Still, the White House released a statement attributed to the Israel Atomic Energy Commission, saying that US strikes, “combined with Israeli strikes on other elements of Iran’s nuclear program, have set back Iran’s ability to develop nuclear weapons by many years,”
In truth, Trump got off lightly in this conflict. Iran was so badly hurt by Israeli bombing and the regime was so terrified of losing its grip on the population, that it held back from serious retaliation against US bases in the region.
But there are still up to fifty thousand US military personnel in the region. Their situation is still very precarious, and every new crisis threatens casualties, each one worse that the one before. It is only a matter of time before the military support for Israel creates a crisis that is not so easily managed.
Steve Bannon, once a close adviser to Trump and one of those Republicans critical of US involvement in foreign wars, suggested that the ceasefire was done to get Israel off the hook. “You saw why Bibi can’t be trusted”, he wrote on X, “The ceasefire was as much to save Israel. That’s the hidden story. They bit off more than they could chew. Yesterday was brutal for Israeli citizens, especially in Tel Aviv and Beersheba.” He suggested that Israel were running out of Defense missiles.

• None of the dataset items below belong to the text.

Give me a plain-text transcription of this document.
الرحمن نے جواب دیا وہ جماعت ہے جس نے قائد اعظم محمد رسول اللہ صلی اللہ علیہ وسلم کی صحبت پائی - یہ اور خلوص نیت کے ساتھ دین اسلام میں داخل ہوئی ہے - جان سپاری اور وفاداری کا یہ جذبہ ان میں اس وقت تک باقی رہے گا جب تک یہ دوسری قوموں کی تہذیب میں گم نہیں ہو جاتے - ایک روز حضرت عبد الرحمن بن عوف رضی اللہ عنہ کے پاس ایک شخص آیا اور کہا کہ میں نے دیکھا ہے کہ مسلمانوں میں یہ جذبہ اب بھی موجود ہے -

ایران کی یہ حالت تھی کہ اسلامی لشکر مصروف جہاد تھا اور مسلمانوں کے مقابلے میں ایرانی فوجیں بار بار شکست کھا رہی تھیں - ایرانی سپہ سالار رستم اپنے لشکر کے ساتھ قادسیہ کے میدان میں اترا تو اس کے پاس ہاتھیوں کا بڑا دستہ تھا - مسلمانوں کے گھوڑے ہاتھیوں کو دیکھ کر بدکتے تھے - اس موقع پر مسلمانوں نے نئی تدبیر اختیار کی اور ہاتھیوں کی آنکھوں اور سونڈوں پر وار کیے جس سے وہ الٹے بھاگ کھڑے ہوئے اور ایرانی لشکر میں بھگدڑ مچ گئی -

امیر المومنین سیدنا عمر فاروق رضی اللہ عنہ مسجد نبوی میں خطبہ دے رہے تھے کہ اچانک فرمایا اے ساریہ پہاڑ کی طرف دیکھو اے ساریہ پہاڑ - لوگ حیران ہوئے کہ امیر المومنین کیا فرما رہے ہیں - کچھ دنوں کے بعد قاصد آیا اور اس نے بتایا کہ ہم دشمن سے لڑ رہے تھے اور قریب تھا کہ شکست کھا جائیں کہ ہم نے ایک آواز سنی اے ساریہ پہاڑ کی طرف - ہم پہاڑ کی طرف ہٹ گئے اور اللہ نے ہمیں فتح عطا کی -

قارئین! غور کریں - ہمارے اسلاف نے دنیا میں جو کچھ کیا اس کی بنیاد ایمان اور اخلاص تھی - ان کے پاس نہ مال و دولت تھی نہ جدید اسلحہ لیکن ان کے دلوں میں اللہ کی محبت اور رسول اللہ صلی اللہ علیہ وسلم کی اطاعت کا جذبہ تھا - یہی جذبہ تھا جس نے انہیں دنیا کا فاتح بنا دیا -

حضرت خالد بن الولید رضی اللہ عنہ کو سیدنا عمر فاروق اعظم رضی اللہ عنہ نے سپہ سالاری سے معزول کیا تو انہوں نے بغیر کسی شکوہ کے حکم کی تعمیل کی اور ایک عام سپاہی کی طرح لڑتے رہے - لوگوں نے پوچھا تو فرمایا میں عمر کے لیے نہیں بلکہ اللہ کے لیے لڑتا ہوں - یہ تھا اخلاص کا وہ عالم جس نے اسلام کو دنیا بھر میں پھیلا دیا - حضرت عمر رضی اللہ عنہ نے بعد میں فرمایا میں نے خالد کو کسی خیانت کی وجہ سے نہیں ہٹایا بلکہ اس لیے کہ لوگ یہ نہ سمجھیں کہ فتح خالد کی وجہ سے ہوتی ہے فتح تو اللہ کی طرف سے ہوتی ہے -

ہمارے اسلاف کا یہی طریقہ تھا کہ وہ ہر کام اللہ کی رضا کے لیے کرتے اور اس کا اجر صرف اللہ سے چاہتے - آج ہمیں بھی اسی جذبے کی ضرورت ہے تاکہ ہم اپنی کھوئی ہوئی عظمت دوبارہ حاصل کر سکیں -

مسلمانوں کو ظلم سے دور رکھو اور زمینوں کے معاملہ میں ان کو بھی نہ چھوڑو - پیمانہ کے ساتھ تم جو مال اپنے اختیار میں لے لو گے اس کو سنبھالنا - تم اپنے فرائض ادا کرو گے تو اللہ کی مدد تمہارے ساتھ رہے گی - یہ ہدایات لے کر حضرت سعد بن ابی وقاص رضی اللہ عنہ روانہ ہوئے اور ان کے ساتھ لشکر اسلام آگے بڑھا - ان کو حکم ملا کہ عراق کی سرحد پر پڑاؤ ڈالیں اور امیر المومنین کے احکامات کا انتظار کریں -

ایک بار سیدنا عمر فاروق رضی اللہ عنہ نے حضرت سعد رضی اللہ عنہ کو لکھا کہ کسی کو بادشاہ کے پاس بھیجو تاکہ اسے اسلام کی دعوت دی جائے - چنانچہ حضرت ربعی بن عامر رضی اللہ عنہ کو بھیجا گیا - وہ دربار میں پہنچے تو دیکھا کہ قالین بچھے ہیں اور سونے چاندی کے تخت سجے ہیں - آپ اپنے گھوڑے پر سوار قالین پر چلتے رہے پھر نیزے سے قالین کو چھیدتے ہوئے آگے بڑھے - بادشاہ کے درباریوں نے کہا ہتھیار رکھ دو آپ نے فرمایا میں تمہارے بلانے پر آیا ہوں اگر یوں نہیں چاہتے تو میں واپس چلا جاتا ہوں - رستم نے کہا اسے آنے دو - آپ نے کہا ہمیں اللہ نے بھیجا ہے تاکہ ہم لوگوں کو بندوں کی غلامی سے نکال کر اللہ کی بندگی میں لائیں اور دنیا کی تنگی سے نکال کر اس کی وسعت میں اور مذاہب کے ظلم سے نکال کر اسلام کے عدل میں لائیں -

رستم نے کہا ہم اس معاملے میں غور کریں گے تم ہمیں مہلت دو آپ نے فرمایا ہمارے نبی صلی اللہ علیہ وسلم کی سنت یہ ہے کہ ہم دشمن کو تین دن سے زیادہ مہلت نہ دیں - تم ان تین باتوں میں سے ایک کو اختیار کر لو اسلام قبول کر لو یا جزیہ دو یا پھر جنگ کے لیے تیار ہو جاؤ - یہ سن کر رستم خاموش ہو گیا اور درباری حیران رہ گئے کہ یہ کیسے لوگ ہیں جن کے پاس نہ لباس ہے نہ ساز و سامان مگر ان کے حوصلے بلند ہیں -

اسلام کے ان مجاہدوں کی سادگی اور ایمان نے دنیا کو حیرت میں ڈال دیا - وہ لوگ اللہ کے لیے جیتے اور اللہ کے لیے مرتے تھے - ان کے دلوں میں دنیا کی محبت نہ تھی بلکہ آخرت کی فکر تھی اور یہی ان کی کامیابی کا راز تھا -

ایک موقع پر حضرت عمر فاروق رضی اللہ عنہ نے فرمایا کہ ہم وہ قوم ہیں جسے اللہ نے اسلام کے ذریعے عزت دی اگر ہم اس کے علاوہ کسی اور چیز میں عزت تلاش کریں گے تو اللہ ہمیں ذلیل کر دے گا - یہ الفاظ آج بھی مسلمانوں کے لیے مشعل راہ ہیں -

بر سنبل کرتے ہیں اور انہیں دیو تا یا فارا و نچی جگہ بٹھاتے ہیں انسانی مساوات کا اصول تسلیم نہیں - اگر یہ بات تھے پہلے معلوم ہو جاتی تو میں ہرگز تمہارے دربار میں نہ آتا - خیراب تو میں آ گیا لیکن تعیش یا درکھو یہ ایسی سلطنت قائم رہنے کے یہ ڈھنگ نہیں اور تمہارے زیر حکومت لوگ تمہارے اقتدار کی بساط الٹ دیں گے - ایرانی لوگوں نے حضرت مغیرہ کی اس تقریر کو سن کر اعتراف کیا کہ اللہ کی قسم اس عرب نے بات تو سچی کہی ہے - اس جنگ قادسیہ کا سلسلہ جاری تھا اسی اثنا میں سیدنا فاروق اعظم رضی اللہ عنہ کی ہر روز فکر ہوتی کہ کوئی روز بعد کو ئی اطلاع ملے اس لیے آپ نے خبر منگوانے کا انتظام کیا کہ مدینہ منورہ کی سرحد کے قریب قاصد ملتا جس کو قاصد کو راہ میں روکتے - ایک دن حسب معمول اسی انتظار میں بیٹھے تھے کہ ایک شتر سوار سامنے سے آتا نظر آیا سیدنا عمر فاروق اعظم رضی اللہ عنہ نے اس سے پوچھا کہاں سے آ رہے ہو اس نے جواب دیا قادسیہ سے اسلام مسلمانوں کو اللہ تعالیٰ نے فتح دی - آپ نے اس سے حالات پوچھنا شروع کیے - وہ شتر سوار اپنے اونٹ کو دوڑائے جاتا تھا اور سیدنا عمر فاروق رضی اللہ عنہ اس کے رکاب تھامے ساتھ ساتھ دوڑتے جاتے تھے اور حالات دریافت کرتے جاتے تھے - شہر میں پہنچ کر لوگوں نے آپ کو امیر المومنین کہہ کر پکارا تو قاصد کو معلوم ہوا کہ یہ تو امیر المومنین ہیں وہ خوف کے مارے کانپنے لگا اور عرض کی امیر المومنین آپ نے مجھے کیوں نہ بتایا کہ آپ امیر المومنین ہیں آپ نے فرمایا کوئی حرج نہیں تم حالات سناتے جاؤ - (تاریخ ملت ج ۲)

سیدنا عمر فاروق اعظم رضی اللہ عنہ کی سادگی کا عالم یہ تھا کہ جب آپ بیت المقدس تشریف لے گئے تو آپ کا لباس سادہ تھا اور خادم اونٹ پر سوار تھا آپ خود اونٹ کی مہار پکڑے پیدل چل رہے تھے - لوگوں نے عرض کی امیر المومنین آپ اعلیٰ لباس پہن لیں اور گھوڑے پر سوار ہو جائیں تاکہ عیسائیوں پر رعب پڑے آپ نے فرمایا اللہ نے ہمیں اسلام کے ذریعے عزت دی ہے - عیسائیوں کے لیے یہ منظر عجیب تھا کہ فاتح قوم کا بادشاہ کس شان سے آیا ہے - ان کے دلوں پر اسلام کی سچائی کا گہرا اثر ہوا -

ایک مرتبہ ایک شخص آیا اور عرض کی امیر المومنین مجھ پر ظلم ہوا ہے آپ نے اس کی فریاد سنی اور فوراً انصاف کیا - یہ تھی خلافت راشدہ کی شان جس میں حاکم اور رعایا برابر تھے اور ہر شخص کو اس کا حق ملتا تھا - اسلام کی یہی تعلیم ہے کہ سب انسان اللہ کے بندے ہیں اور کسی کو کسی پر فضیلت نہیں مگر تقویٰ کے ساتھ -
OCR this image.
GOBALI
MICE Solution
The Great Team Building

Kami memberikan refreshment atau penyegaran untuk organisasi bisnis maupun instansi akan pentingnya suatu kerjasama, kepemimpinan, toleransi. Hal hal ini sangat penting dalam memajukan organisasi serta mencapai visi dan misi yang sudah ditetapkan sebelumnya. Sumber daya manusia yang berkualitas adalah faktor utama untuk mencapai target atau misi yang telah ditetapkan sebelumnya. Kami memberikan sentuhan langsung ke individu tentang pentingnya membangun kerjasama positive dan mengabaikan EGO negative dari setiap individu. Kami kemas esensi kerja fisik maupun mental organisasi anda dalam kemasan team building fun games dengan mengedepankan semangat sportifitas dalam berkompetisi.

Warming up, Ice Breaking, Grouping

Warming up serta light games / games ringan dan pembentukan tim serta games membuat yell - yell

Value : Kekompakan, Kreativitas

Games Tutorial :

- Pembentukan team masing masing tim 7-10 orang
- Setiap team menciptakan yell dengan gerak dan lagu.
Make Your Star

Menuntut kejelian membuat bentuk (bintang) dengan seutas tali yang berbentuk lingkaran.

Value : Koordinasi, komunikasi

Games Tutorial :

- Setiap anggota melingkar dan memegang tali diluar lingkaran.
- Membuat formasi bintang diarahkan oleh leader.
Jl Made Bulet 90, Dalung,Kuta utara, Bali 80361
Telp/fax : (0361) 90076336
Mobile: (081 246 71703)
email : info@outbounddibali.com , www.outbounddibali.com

There is disenchantment within the military at longstanding US support for Israel. As we previously reported, a key US army colonel in the Middle East, Nathan McCormack, the chief of the Levant and Egypt branch at the planning directorate of the Joint Chiefs of Staff, was removed from his position this week after he criticised Washington’s support for Israel, which he described as “our worst ‘ally’…We get literally nothing out of the ‘partnership’ other than the enmity of millions of people in the Middle East, Africa, and Asia…”
The MAGA movement is not completely split, but this war has revealed new divisions and has brought some opponents of Trump out of the Republican woodwork. Those divisions will grow and like Netanyahu in Jerusalem and Ayatollah Khamenei in Tehran, Trump will find that his untouchable public image is suddenly tarnished and vulnerable.
Trump’s foreign policy adventures will do him no good
It is extremely doubtful, especially in the longer term, whether Trump’s foreign policy adventures will do him any good at all. Added to his failure to resolve the bread-and-butter issues facing ordinary workers in the USA – wage levels, affordability of housing, ICE harassment, and so on – it will become apparent in the coming months that Trump is a colossus standing on chicken legs.
From the standpoint of a wider, historical perspective, this war was a momentary episode. But it is perfect representation of the period in which we live – one of revolutions, counter-revolutions, but above all wars. It is workers who suffer the consequences of the wars, although it is not their system that is to blame.
The sooner the rule of religious dictators, messianic demagogues and billionaire chancers is ended, the better it will be for all of us. Crises and wars are permanent features of capitalism, a system historically redundant, but not yet overthrown – that is the task facing the workers of the world.